In 1980 I had hit what I thought was my bottom. Drinking every day, angry at the world and miserable to my family. After a half hearted suicide attempt, I knew I didn’t really want to die but also knew I did not want to live the way I was living. I talked to my boss at work and he suggested going to AA. I looked up AA in the phone book. Of course I had to pick one eight towns over from my Delaware County, PA home as I did not want anyone to know I had a drinking problem. As it turned out, the meeting I went to was very large, over fifty people and I thought this was great as I could hide in the crowd.
I continued to go to this meeting and other large meetings, always sitting in the back and never really getting involved. I thought, all you have to do is attend meetings and not drink.
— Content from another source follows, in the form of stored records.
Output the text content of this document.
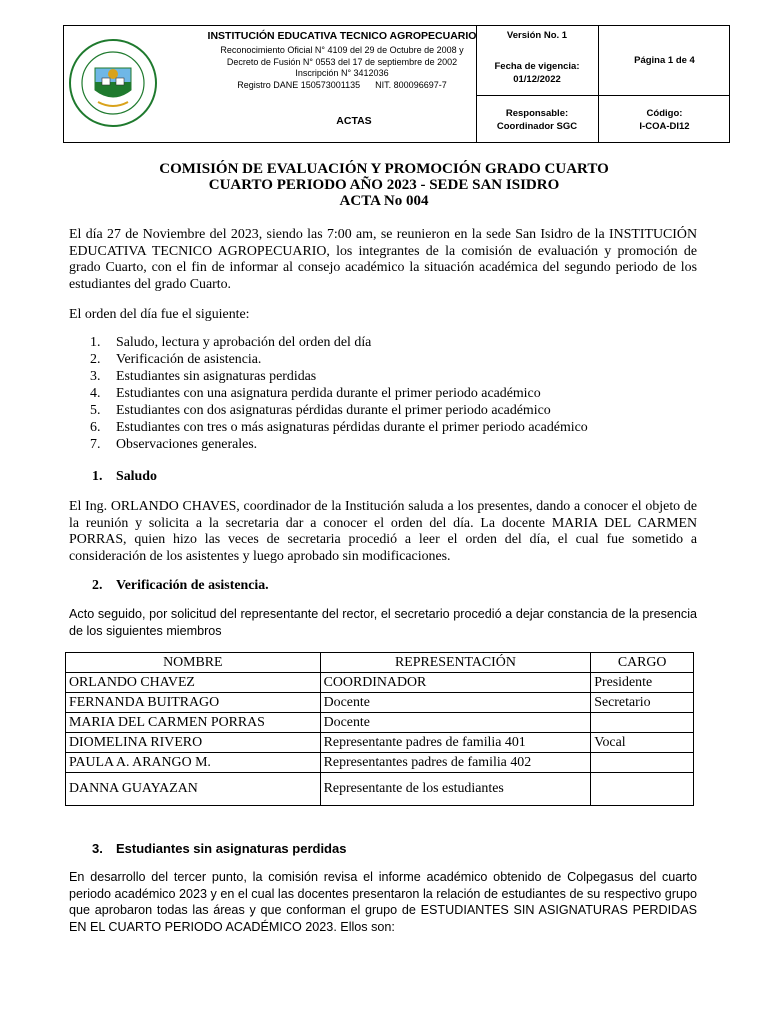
INSTITUCIÓN EDUCATIVA TECNICO AGROPECUARIO
Reconocimiento Oficial N° 4109 del 29 de Octubre de 2008 y
Decreto de Fusión N° 0553 del 17 de septiembre de 2002
Inscripción N° 3412036
Registro DANE 150573001135      NIT. 800096697-7
ACTAS
Versión No. 1
Fecha de vigencia:
01/12/2022
Página 1 de 4
Responsable:
Coordinador SGC
Código:
I-COA-DI12
COMISIÓN DE EVALUACIÓN Y PROMOCIÓN GRADO CUARTO
CUARTO PERIODO AÑO 2023 - SEDE SAN ISIDRO
ACTA No 004
El día 27 de Noviembre del 2023, siendo las 7:00 am, se reunieron en la sede San Isidro de la INSTITUCIÓN EDUCATIVA TECNICO AGROPECUARIO, los integrantes de la comisión de evaluación y promoción de grado Cuarto, con el fin de informar al consejo académico la situación académica del segundo periodo de los estudiantes del grado Cuarto.
El orden del día fue el siguiente:
1. Saludo, lectura y aprobación del orden del día
2. Verificación de asistencia.
3. Estudiantes sin asignaturas perdidas
4. Estudiantes con una asignatura perdida durante el primer periodo académico
5. Estudiantes con dos asignaturas pérdidas durante el primer periodo académico
6. Estudiantes con tres o más asignaturas pérdidas durante el primer periodo académico
7. Observaciones generales.
1. Saludo
El Ing. ORLANDO CHAVES, coordinador de la Institución saluda a los presentes, dando a conocer el objeto de la reunión y solicita a la secretaria dar a conocer el orden del día. La docente MARIA DEL CARMEN PORRAS, quien hizo las veces de secretaria procedió a leer el orden del día, el cual fue sometido a consideración de los asistentes y luego aprobado sin modificaciones.
2. Verificación de asistencia.
Acto seguido, por solicitud del representante del rector, el secretario procedió a dejar constancia de la presencia de los siguientes miembros
NOMBRE	REPRESENTACIÓN	CARGO
ORLANDO CHAVEZ	COORDINADOR	Presidente
FERNANDA BUITRAGO	Docente	Secretario
MARIA DEL CARMEN PORRAS	Docente	
DIOMELINA RIVERO	Representante padres de familia 401	Vocal
PAULA A. ARANGO M.	Representantes padres de familia 402	
DANNA GUAYAZAN	Representante de los estudiantes	
3. Estudiantes sin asignaturas perdidas
En desarrollo del tercer punto, la comisión revisa el informe académico obtenido de Colpegasus del cuarto periodo académico 2023 y en el cual las docentes presentaron la relación de estudiantes de su respectivo grupo que aprobaron todas las áreas y que conforman el grupo de ESTUDIANTES SIN ASIGNATURAS PERDIDAS EN EL CUARTO PERIODO ACADÉMICO 2023. Ellos son:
I did this for eleven years, which I now call my long dry drunk. I did not change. I did not get a sponsor and, most importantly, I did not work the steps.
In July of 1991 I was on a business trip and at lunch everyone was drinking wine. I had been a bourbon/scotch/rye/gin/vodka drinker, you know, anything with a lot of alcohol. My disease said I could have a glass of wine as it did not have the alcohol content I used to drink. Later that evening I was at the hotel bar back to the real stuff.
Six months later, I was drinking a half gallon of whatever had the highest alcohol content every day. And then, another try at suicide. Then again, another search for AA meetings. My Higher Power was always with me, but I did not know it at the time. He directed me to a Big Book meeting in Wenonah, NJ where I met a great bunch of guys who lived and worked the 12 Steps. I found my sponsor there and he guided me through the first 3 steps. He moved away and I found another good sponsor, who guided me through the remaining nine steps.
I wish I could say that my life has been pain free since that time in 1991 but, life happens. Twelve years into sobriety my wife of forty years passed away. My son was sent to prison and my daughters, for whatever reasons they have, do not want contact with me. But, I have not picked up a drink. AA has taught me that none of us will leave this world without some loss or tragedy. The important thing is that we don’t pick up that drink. As an alcoholic, a drink is not an option. Today I am a sober, recovering alcoholic, not a dry one. And still working on my character defects.